A screenshot of the Anti-Oppression Educators Collective’s resources page. The AOEC is a provincial specialist association of the BC Teachers’ Federation.
A group of BC teachers has filed a complaint against their union with the BC Human Rights Tribunal, alleging a culture of discrimination against Jews.
BC Teachers Against Antisemitism filed a complaint last week, after the BCTF rejected a proposal to create a provincial specialist association devoted to developing resources around antisemitism and Holocaust education.
The provincial government announced last year that Holocaust education would become mandatory in BC public schools for the first time in 2025. Provincial specialist associations within the BCTF develop and disseminate resources on areas of relevance, such as social studies, culinary arts and Aboriginal education. The proposal to create a PSA to develop the materials teachers will need when Holocaust education becomes a mandatory part of the Grade 10 social studies curriculum next year was rejected by the branch of the BCTF that vets the groups.
Paul Pulver, the lawyer representing the teachers, said this is only part of the complaint. He did not provide the text of the complaint to media, as he is adhering to the letter of the tribunal’s regulations and waiting for the quasi-judicial body to formally make the documents in the case public.
“There is a whole raft of allegations,” he said. “They involve the fact that pro-Palestinian or anti-Israel groups and members within the BCTF are able to, and encouraged to, state their position and lobby for their position and encourage change in support of their position, and those who do not agree with them are silenced and oppressed and discriminated against.”
The rejection of the PSA focused on antisemitism and Holocaust education is but one example, he said.
One PSA, called the Anti-Oppression Educators Collective (AOEC), with the imprimatur of the BCTF, is publishing and distributing and disseminating materials Pulver calls “quite anti-Israel, anti-Zionist, frankly anti-Jewish.”
“It publishes false accusations about occupation and genocide,” he said.
The TeachBC website, an official BCTF platform advertised as “your go-to site for free downloadable lesson plans, posters and classroom resources,” contains no materials about the Holocaust or about antisemitism, Pulver said, but includes “some really harsh anti-Israel, anti-Zionist, anti-Jewish materials,” including a poster that says “Zionists, f*** off.” After controversy around some of these items, the BCTF appeared to remove some of the AOEC’s materials from the website.
“As a teacher who isn’t interested in putting on a keffiyeh and lobbying for pro-Palestinian goals and objectives, or pro-Hamas goals and objectives as the case may be, you’re persona non grata, you’re a second-class citizen,” Pulver said. “And they are sick of it,” he said of his clients.
Rich Overgaard, director of BCTF’s communications and campaigns division, told the Independent, would not comment on the substance of the complaint.
“The Federation values the critical role of the Human Rights Tribunal in upholding the BC Human Rights Code and, in respect for this process, as well as any members that may be involved, will not comment before the tribunal has reviewed the matter,” he said in an email.

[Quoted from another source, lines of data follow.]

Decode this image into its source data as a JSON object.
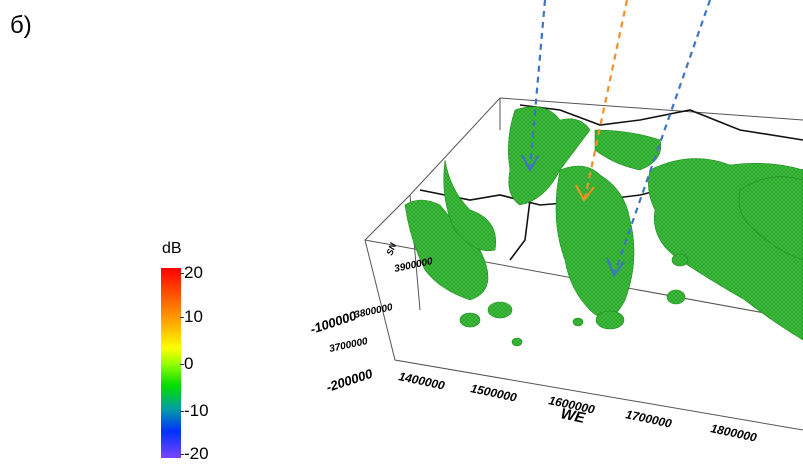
{
  "panel_label": "б)",
  "colorbar": {
    "title": "dB",
    "ticks": [
      "20",
      "10",
      "0",
      "-10",
      "-20"
    ],
    "colors": [
      "#ff0000",
      "#ff6a00",
      "#ffff00",
      "#00dd00",
      "#0030ff",
      "#7a44ff"
    ]
  },
  "axes": {
    "x_label": "WE",
    "x_ticks": [
      "1400000",
      "1500000",
      "1600000",
      "1700000",
      "1800000"
    ],
    "y_label": "SN",
    "y_ticks": [
      "3900000",
      "3800000",
      "3700000"
    ],
    "y2_ticks": [
      "-100000",
      "-200000"
    ]
  },
  "isosurface_color": "#2fbf2f",
  "arrow_colors": {
    "blue": "#3f74c4",
    "orange": "#f0902a"
  }
}
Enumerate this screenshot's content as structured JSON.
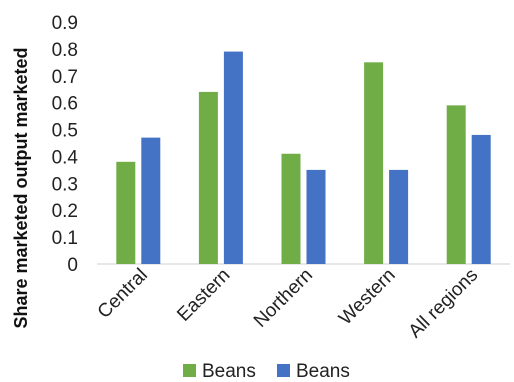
{
  "chart_data": {
    "type": "bar",
    "categories": [
      "Central",
      "Eastern",
      "Northern",
      "Western",
      "All regions"
    ],
    "series": [
      {
        "name": "Beans",
        "color": "#70ad47",
        "values": [
          0.38,
          0.64,
          0.41,
          0.75,
          0.59
        ]
      },
      {
        "name": "Beans",
        "color": "#4472c4",
        "values": [
          0.47,
          0.79,
          0.35,
          0.35,
          0.48
        ]
      }
    ],
    "title": "",
    "xlabel": "",
    "ylabel": "Share marketed output  marketed",
    "ylim": [
      0,
      0.9
    ],
    "yticks": [
      "0",
      "0.1",
      "0.2",
      "0.3",
      "0.4",
      "0.5",
      "0.6",
      "0.7",
      "0.8",
      "0.9"
    ],
    "grid": false,
    "legend_position": "bottom"
  }
}
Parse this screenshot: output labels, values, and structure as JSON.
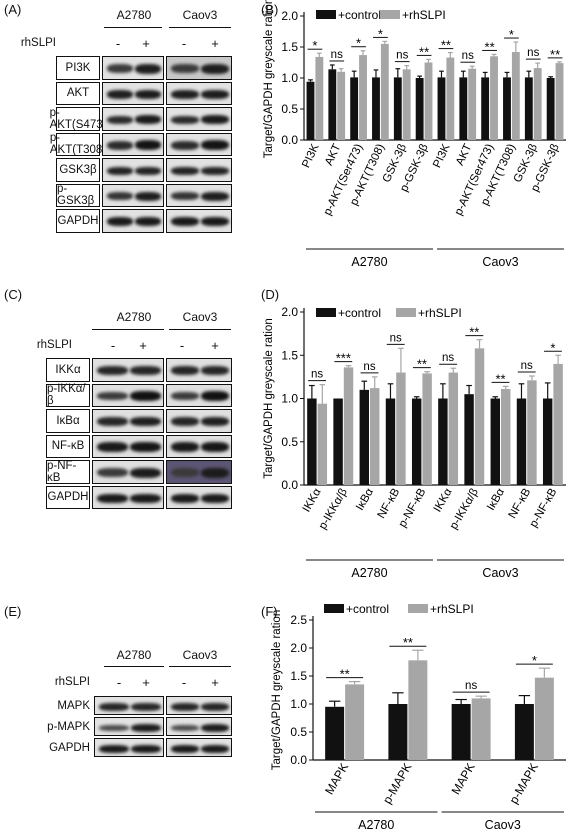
{
  "panels": {
    "A": "(A)",
    "B": "(B)",
    "C": "(C)",
    "D": "(D)",
    "E": "(E)",
    "F": "(F)"
  },
  "blots": [
    {
      "cell_lines": [
        "A2780",
        "Caov3"
      ],
      "treatment_label": "rhSLPI",
      "signs": [
        "-",
        "+",
        "-",
        "+"
      ],
      "rows": [
        "PI3K",
        "AKT",
        "p-AKT(S473)",
        "p-AKT(T308)",
        "GSK3β",
        "p-GSK3β",
        "GAPDH"
      ]
    },
    {
      "cell_lines": [
        "A2780",
        "Caov3"
      ],
      "treatment_label": "rhSLPI",
      "signs": [
        "-",
        "+",
        "-",
        "+"
      ],
      "rows": [
        "IKKα",
        "p-IKKα/β",
        "IκBα",
        "NF-κB",
        "p-NF-κB",
        "GAPDH"
      ]
    },
    {
      "cell_lines": [
        "A2780",
        "Caov3"
      ],
      "treatment_label": "rhSLPI",
      "signs": [
        "-",
        "+",
        "-",
        "+"
      ],
      "rows": [
        "MAPK",
        "p-MAPK",
        "GAPDH"
      ]
    }
  ],
  "colors": {
    "control": "#111111",
    "rhSLPI": "#a6a6a6"
  },
  "chart_data": [
    {
      "type": "bar",
      "ylabel": "Target/GAPDH greyscale ration",
      "ylim": [
        0,
        2.0
      ],
      "yticks": [
        "0.0",
        "0.5",
        "1.0",
        "1.5",
        "2.0"
      ],
      "legend_position": "top-left",
      "categories": [
        "PI3K",
        "AKT",
        "p-AKT(Ser473)",
        "p-AKT(T308)",
        "GSK-3β",
        "p-GSK-3β",
        "PI3K",
        "AKT",
        "p-AKT(Ser473)",
        "p-AKT(T308)",
        "GSK-3β",
        "p-GSK-3β"
      ],
      "groups": [
        {
          "name": "A2780",
          "count": 6
        },
        {
          "name": "Caov3",
          "count": 6
        }
      ],
      "series": [
        {
          "name": "+control",
          "values": [
            0.94,
            1.14,
            1.01,
            1.01,
            1.01,
            1.0,
            1.01,
            1.01,
            1.01,
            1.01,
            1.01,
            1.0
          ],
          "errors": [
            0.03,
            0.07,
            0.1,
            0.12,
            0.14,
            0.03,
            0.1,
            0.1,
            0.08,
            0.08,
            0.1,
            0.02
          ]
        },
        {
          "name": "+rhSLPI",
          "values": [
            1.34,
            1.1,
            1.37,
            1.55,
            1.14,
            1.25,
            1.33,
            1.15,
            1.35,
            1.42,
            1.16,
            1.24
          ],
          "errors": [
            0.06,
            0.05,
            0.07,
            0.04,
            0.06,
            0.05,
            0.08,
            0.04,
            0.03,
            0.16,
            0.08,
            0.02
          ]
        }
      ],
      "significance": [
        "*",
        "ns",
        "*",
        "*",
        "ns",
        "**",
        "**",
        "ns",
        "**",
        "*",
        "ns",
        "**"
      ]
    },
    {
      "type": "bar",
      "ylabel": "Target/GAPDH greyscale ration",
      "ylim": [
        0,
        2.0
      ],
      "yticks": [
        "0.0",
        "0.5",
        "1.0",
        "1.5",
        "2.0"
      ],
      "legend_position": "top-left",
      "categories": [
        "IKKα",
        "p-IKKα/β",
        "IκBα",
        "NF-κB",
        "p-NF-κB",
        "IKKα",
        "p-IKKα/β",
        "IκBα",
        "NF-κB",
        "p-NF-κB"
      ],
      "groups": [
        {
          "name": "A2780",
          "count": 5
        },
        {
          "name": "Caov3",
          "count": 5
        }
      ],
      "series": [
        {
          "name": "+control",
          "values": [
            1.0,
            1.0,
            1.1,
            1.0,
            1.0,
            1.0,
            1.05,
            1.0,
            1.0,
            1.0
          ],
          "errors": [
            0.15,
            0.0,
            0.1,
            0.17,
            0.02,
            0.17,
            0.1,
            0.02,
            0.17,
            0.18
          ]
        },
        {
          "name": "+rhSLPI",
          "values": [
            0.94,
            1.36,
            1.12,
            1.3,
            1.29,
            1.3,
            1.58,
            1.11,
            1.21,
            1.4
          ],
          "errors": [
            0.22,
            0.02,
            0.13,
            0.28,
            0.02,
            0.05,
            0.1,
            0.03,
            0.05,
            0.1
          ]
        }
      ],
      "significance": [
        "ns",
        "***",
        "ns",
        "ns",
        "**",
        "ns",
        "**",
        "**",
        "ns",
        "*"
      ]
    },
    {
      "type": "bar",
      "ylabel": "Target/GAPDH greyscale ration",
      "ylim": [
        0,
        2.5
      ],
      "yticks": [
        "0.0",
        "0.5",
        "1.0",
        "1.5",
        "2.0",
        "2.5"
      ],
      "legend_position": "top-left",
      "categories": [
        "MAPK",
        "p-MAPK",
        "MAPK",
        "p-MAPK"
      ],
      "groups": [
        {
          "name": "A2780",
          "count": 2
        },
        {
          "name": "Caov3",
          "count": 2
        }
      ],
      "series": [
        {
          "name": "+control",
          "values": [
            0.95,
            1.0,
            1.0,
            1.0
          ],
          "errors": [
            0.1,
            0.2,
            0.08,
            0.15
          ]
        },
        {
          "name": "+rhSLPI",
          "values": [
            1.35,
            1.78,
            1.1,
            1.47
          ],
          "errors": [
            0.05,
            0.18,
            0.04,
            0.17
          ]
        }
      ],
      "significance": [
        "**",
        "**",
        "ns",
        "*"
      ]
    }
  ]
}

Pulver does not expect a speedy resolution, although the BCTF could resolve the case by entering discussions to find a solution.
“But, if that doesn’t happen, it’s just like any other human rights complaint,” he said. “It goes to the Human Rights Tribunal and information is exchanged and, ultimately, there’s a hearing and they make a decision.”
If the complaint goes to a hearing, the process could stretch late into the year or further.
“Unfortunately, the wheels of justice within a number of administrative bodies in the province grind slowly and the Human Rights Tribunal is no exception,” he said. “We are looking at months, plural.”
The teachers’ complaint is a tip of the iceberg, in one professional area, of what Jews in British Columbia and beyond are experiencing today, said Pulver.
“This is a microcosm of what’s going on in our daily life and in the daily work life of people who are Jewish or have pro-Israel or pro-Zionist views,” said the lawyer, who is a partner with Pulver Crawford Munroe LLP. “They are facing discrimination, they’re facing oppression, intimidation, they are being ostracized. In this case, they are being prevented from exercising democratic rights that, as union members, they ought to have and be able to exercise. They are in fear on a regular basis because they hold views or have origins that are not well-received in the current climate. I think anybody who cares about that sort of thing – which should be everybody – would look at this and say they deserve to be treated fairly, and they are not right now.”